No chamado jogo da vida: vale tudo? Ou será que o limite é o quanto vale uma consciência tranquila?
Acabei de assistir “A Sociedade da Neve“, produção uruguaia lançada em 2023. O filme narra a tragédia e a luta de sobreviventes de um voo partindo do Uruguai, com destino ao Chile, que colide com uma geleira nos Andes em 1972. Apenas 29 dos 45 passageiros sobreviveram ao acidente. E, no final, apenas 16 continuam vivos e são resgatados.
Trata-se de um drama real, sombrio e, ao mesmo tempo, comovente, que mistura vontade de viver com a necessidade de lidar com a dura realidade da morte. Presos no meio do nada e cercados por geleiras intransponíveis, aqueles que ficam precisam tomar decisões. Para manterem seus corpos vivos, os 16 sobreviventes decidem se alimentar com os restos mortais de seus amigos e conhecidos.
Essa é a história real, isso é o que aconteceu.

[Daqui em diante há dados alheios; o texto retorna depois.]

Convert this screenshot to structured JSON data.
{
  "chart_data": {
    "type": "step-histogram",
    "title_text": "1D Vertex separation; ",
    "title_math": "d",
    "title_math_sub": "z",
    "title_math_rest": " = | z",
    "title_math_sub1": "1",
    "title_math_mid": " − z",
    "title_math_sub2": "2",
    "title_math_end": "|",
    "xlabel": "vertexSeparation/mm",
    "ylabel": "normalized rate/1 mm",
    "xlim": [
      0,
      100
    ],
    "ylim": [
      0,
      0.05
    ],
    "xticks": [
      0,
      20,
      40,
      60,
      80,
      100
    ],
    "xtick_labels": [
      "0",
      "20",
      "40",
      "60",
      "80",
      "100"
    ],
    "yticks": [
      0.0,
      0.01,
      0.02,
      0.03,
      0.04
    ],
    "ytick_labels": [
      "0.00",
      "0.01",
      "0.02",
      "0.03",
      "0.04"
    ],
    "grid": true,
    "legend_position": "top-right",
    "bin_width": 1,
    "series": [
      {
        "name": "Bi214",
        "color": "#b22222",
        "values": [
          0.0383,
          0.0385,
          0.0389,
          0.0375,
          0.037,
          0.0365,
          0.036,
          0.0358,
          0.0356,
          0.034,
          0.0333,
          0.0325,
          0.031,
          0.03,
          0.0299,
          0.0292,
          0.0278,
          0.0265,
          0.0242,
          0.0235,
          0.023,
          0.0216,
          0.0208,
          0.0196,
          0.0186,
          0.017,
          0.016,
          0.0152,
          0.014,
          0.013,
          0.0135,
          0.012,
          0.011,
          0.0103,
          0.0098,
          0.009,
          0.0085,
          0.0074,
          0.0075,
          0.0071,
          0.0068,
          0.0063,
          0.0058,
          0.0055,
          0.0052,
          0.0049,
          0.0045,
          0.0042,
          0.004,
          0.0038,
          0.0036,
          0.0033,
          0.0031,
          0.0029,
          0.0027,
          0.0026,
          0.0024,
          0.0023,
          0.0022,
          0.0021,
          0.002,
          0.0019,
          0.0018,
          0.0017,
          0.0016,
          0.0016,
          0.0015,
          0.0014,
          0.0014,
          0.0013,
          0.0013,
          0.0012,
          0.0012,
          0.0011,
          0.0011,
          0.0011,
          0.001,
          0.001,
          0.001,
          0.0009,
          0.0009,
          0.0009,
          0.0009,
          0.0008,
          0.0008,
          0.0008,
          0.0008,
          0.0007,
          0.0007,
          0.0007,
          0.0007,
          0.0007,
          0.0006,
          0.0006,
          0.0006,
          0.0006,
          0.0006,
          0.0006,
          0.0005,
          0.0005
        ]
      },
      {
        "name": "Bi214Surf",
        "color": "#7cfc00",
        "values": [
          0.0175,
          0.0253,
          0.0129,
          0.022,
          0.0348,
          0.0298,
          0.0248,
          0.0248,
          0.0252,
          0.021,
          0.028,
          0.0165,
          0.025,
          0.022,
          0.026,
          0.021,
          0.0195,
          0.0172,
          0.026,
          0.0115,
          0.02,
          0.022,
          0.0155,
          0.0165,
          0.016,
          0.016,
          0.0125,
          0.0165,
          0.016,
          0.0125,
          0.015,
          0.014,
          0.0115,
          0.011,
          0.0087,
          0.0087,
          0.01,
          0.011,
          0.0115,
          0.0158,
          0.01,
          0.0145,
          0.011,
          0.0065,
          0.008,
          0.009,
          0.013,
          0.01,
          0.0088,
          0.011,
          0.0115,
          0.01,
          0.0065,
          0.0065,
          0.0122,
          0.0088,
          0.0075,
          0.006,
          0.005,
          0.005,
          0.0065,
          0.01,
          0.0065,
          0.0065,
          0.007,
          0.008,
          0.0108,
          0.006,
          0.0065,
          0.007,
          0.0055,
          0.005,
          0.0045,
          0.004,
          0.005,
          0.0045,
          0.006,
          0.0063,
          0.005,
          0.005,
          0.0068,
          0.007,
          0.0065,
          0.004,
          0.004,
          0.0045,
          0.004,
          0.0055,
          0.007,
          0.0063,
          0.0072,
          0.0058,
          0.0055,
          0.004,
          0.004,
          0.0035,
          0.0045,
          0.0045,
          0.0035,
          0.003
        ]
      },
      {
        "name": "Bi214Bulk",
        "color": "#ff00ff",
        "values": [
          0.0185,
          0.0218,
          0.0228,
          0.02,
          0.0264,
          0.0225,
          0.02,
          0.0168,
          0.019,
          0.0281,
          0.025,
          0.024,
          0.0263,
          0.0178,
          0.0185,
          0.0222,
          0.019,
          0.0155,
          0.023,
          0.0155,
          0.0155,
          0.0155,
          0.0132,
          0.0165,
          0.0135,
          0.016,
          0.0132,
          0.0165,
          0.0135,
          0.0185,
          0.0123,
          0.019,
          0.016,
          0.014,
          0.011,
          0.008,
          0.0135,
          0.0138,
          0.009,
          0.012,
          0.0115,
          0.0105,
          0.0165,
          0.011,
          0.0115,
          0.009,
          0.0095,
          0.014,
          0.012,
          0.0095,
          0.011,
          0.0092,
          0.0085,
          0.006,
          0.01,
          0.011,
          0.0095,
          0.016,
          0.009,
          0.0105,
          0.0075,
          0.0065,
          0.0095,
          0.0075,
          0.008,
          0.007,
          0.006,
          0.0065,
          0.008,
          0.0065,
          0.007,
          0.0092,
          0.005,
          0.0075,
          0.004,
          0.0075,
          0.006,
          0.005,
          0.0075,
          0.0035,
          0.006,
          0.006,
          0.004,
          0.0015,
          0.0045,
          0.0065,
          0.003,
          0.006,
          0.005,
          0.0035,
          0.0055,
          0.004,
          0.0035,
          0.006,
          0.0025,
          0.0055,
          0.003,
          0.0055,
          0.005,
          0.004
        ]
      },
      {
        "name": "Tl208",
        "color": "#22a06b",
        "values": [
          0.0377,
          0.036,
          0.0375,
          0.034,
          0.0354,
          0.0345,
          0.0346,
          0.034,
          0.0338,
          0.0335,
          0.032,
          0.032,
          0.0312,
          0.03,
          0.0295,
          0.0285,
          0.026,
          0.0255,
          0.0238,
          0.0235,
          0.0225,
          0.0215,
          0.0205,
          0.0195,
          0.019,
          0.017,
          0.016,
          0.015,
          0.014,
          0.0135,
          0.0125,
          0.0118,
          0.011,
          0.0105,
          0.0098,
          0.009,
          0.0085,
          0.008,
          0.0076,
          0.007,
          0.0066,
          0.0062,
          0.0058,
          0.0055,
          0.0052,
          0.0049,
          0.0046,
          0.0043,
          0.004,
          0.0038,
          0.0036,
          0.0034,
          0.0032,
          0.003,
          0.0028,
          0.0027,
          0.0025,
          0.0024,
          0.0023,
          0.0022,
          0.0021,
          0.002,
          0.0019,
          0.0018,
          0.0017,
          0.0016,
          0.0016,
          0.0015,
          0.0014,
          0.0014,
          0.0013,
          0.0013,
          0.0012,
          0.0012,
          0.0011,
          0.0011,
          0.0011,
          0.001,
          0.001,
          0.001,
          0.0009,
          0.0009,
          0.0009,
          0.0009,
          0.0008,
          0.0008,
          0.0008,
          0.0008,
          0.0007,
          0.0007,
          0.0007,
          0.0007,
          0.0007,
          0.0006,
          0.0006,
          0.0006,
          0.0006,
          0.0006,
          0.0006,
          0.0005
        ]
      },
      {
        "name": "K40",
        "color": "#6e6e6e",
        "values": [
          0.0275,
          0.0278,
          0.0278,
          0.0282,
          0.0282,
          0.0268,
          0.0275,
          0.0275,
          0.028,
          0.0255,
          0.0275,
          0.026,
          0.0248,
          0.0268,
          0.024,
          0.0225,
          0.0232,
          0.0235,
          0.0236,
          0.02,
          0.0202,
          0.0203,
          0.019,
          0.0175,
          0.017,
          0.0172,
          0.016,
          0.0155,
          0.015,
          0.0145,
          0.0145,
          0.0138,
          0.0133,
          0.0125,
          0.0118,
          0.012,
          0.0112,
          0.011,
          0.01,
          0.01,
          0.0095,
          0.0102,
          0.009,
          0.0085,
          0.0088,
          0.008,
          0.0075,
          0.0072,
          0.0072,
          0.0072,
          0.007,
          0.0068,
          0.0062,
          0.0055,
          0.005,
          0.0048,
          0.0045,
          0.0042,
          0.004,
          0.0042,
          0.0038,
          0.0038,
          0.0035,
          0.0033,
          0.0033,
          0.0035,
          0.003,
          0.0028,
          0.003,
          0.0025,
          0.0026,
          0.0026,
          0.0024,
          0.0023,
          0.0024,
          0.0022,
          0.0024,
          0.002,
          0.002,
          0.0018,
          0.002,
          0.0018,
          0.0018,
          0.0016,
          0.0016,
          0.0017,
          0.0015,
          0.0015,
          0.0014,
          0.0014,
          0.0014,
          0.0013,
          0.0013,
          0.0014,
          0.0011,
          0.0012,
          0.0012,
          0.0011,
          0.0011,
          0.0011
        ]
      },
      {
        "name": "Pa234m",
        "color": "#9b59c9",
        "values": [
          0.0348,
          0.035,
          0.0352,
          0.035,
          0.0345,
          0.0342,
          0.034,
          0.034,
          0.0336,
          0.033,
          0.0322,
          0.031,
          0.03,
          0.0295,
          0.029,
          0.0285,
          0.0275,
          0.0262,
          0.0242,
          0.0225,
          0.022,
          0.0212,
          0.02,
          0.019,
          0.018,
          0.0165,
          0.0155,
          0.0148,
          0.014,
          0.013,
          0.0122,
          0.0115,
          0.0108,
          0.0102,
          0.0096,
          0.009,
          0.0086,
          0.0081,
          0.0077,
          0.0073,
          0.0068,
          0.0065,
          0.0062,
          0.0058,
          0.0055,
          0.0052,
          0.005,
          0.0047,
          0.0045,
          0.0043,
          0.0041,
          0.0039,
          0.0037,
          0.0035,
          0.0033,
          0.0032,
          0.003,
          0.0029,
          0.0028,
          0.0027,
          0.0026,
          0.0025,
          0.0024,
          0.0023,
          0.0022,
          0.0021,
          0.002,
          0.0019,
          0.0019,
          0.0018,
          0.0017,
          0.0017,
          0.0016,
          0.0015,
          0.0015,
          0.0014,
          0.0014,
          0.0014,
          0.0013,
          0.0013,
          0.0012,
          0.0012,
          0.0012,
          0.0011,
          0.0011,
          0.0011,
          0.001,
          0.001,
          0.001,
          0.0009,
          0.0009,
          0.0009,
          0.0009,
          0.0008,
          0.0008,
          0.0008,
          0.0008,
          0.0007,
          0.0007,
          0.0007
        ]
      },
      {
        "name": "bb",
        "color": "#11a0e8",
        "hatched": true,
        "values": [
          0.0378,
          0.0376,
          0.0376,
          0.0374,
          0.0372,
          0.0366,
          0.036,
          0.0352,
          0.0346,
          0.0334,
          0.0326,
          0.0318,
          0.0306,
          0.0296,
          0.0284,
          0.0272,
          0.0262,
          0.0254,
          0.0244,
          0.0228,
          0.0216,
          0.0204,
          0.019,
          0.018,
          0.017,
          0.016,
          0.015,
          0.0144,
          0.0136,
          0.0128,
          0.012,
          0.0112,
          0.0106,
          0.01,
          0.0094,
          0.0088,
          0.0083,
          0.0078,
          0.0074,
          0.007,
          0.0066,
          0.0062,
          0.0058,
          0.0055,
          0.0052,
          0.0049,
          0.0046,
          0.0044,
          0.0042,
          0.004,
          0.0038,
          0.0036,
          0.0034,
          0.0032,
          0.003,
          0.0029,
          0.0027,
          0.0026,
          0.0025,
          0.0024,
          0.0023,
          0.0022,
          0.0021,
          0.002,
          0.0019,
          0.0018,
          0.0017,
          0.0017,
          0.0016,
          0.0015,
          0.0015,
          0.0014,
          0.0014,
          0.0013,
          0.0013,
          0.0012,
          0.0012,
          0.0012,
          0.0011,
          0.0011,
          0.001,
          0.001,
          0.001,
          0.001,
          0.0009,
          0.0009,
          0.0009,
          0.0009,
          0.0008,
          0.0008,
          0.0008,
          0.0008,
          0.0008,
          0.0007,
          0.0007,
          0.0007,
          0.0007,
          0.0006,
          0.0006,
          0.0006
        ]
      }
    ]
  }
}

Porém, a reflexão que me vem à mente e, sobretudo, preenche meu coração, é construída com uma pergunta que tem me perseguido nesses últimos tempos. Vale tudo? Vale tudo mesmo para atingir um objetivo?
Comovido com a tragédia desses jovens uruguaios dos idos de 1972, me vejo tomado pela inquietação, pela percepção perturbadora dos caminhos pelos quais a vida, por vezes, nos conduz e sobre as escolhas que precisamos fazer.
Vale tudo para conseguir um emprego e se manter nele? Vale tudo para manter uma relação afetiva? Vale tudo para acumular dinheiro? Vale tudo para defender um país? Vale tudo para ganhar uma eleição? Vale tudo para manter o poder, após a eleição? Vale tudo para continuar vivo? Vale tudo? Vale ser desleal, possessivo, ganancioso? Vale cometer genocídio para defender um pedaço de terra que chamamos de país? Vale qualquer tipo de acordo, ainda que espúrio, para ganhar uma eleição e se manter no poder? Vale comer carne humana de amigos e conhecidos para manter seu próprio corpo vivo?
O drama desses jovens uruguaios tocou meu coração e inundou minha alma com essa enxurrada de indagações. Na época com idade média de 21 anos, os 16 sobreviventes continuam vivos até hoje, talvez eles próprios carregando também essas indagações.
Então, meu coração me diz, com um esforço honesto de evitar juízo de valor, “Não, não vale tudo!”. Não vou deixar de ser socialista para combater o capitalismo, não vou usar as armas do fascismo para lutar contra o fascismo, não vou compactuar com a perfídia, com a sordidez do jogo político, não seguirei pelos caminhos da vida praticando canibalismo existencial contra terceiros ou, pior, contra mim mesmo. Quero botar a cabeça no travesseiro e dormir com alguma tranquilidade, seguindo na luta.
No filme, a história é narrada por um dos jovens que não sobreviveram. Essa construção de foco narrativo denota uma certa ironia, é emblemática.